Now you’re thinking you can continue to be yourself as long as you make your Twitter account private or post under a fake name.
Forget it.
All it takes is one friend who doesn’t understand the word “private” or a smart journalist who connects the dots from IMaFunGuy to you. Monday morning, you’re the top story in the Huffington Post.
There’s no way around this, I promise you. If you want a good reputation, you can’t just talk the phony talk, you have genuinely walk the walk.
In Repped, Andy Beal quotes Abraham Lincoln and I’m going to quote them both:
Lincoln said,
“Character is like a tree and reputation like a shadow. The shadow is what we think of it; the tree is the real thing.”
Says Andy,
Your reputation will only ever be as good as your character. Sure, just as hand puppeteers can contort their fingers to display a bunny shadow on a wall, so too could you manipulate your reputation to be something other than your true nature. But how long would you be able to hold that pose? It wouldn’t be long before your audience realizes that you’re not a cute, fluffy bunny after all, just a bunch of knuckles and fingernails.
This is where you have to decide how far you can and are able to go for the sake of your business. Cleaning up your public persona is going to be a lot harder for some than for others.
Let’s take cursing, for instance. I don’t curse (a habit from my school teacher days) but I know people who can’t make an English sentence without using at least one foul word. Personally, I don’t think professionals should use such language on Twitter but there are some industries where it’s not a big deal.

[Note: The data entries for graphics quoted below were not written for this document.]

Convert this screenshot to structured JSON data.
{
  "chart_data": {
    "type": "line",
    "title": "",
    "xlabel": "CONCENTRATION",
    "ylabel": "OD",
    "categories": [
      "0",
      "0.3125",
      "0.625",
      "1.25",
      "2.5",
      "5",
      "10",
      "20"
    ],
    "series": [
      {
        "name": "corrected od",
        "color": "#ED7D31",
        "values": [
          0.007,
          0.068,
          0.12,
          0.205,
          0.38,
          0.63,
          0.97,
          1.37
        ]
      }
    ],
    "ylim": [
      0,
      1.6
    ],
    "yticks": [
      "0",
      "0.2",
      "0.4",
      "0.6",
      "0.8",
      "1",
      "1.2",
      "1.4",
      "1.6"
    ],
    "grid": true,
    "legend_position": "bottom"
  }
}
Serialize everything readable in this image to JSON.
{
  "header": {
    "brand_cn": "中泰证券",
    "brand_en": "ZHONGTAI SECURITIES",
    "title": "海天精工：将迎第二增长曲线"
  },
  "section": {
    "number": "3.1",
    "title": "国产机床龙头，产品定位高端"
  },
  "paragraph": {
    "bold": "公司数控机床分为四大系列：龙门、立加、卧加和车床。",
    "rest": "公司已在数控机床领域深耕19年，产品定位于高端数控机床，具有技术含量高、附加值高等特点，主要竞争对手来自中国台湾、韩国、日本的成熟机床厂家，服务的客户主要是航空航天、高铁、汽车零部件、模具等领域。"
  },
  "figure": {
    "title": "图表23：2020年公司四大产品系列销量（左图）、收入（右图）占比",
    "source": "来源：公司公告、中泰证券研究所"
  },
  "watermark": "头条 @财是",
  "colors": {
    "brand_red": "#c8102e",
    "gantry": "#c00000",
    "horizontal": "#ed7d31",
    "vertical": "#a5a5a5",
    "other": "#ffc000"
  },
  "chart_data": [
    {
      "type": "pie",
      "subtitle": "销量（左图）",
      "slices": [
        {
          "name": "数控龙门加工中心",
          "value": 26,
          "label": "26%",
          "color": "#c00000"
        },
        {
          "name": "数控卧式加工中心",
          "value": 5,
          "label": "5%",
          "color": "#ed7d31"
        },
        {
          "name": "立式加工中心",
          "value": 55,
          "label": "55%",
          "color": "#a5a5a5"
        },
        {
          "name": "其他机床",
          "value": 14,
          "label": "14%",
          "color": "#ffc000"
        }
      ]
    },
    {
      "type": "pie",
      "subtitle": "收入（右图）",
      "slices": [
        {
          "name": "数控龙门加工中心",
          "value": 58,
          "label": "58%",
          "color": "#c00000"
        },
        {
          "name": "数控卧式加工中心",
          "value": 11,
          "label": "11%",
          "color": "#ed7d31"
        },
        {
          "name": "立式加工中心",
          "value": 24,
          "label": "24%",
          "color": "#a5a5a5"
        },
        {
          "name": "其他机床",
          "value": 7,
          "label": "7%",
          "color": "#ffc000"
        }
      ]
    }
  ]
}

Now, if you just launched an app aimed at pre-schoolers, I’d clean up my act and fast.
And since we’re talking about cleaning up, let’s go back to those Tweets you posted when you were young and free. Delete them now. If you need to get rid of every post before you had your epiphany, use a tool like Tweet Delete. If you had only momentary lapses, go to your Twitter settings page and request an archive of your account. Then you can skim for problem posts and delete only those.
Once you’ve cleaned up your past, it’s time to make a plan for the future. The easiest way to do this is to follow the grandmother rule; you wouldn’t want your grandmother to read it, don’t post it.